In 1830, Juliette married John Harris Kinzie and moved West with him to fulfill his appointment as an Indian sub-agent at Fort Winnebago. On her journey across the Great Lakes, she spared no effort to create the atmosphere of a proper Eastern home hundreds of miles from any settled development.

If Juliette had expectations of her role in a frontier Indian agency upon her arrival, the next three years would present both challenges and times of discovery. Following adventure, war, famine, and the rigors of frontier fort life, opportunity in Chicago called the Kinzies away. While her stay in territorial Wisconsin was brief, the impact on her life was lasting.

In Chicago, Juliette began writing and publishing works of fiction such as Walter Ogilby and Mark Logan the Bourgeois.
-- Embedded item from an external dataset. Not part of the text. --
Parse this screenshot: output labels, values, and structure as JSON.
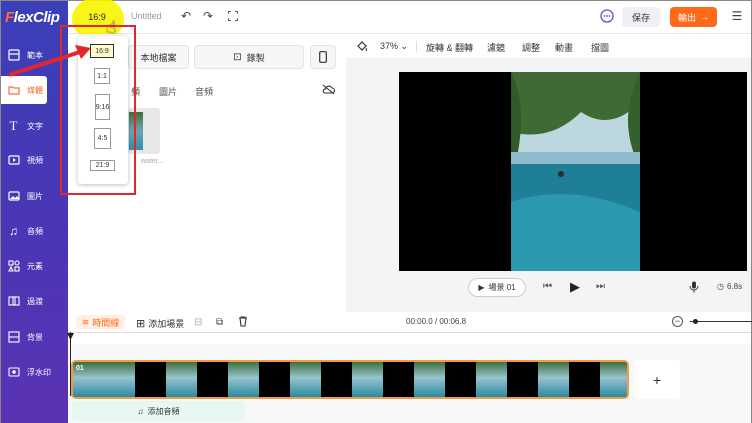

She additionally wrote of early Chicago's Fort Dearborn days, in which her husband's family had played a considerable part. In 1856, her memories of the frontier Midwest resurfaced in the form of a memoir which was published under the title Wau-Bun: The "Early Day" in the Northwest. In this narrative, she relayed her experiences at Fort Winnebago's Indian agency. Her anecdotes about the native inhabitants, the military, frontier travels, and her in-laws' experiences in the wilderness are as significant to the scholar as they are vivid to the casual reader.

During her lifetime, Juliette raised seven children and left a remarkable eyewitness narrative of life at the Indian agency. Her stories would go on to inspire her descendants, one of whom—Juliette Gordon Low—would go on to found the Girl Scouts of America. Juliette Kinzie died in 1870 at the age of 64 when a druggist inadvertently gave her morphine instead of quinine while she was visiting her daughter in Amagansett, New York.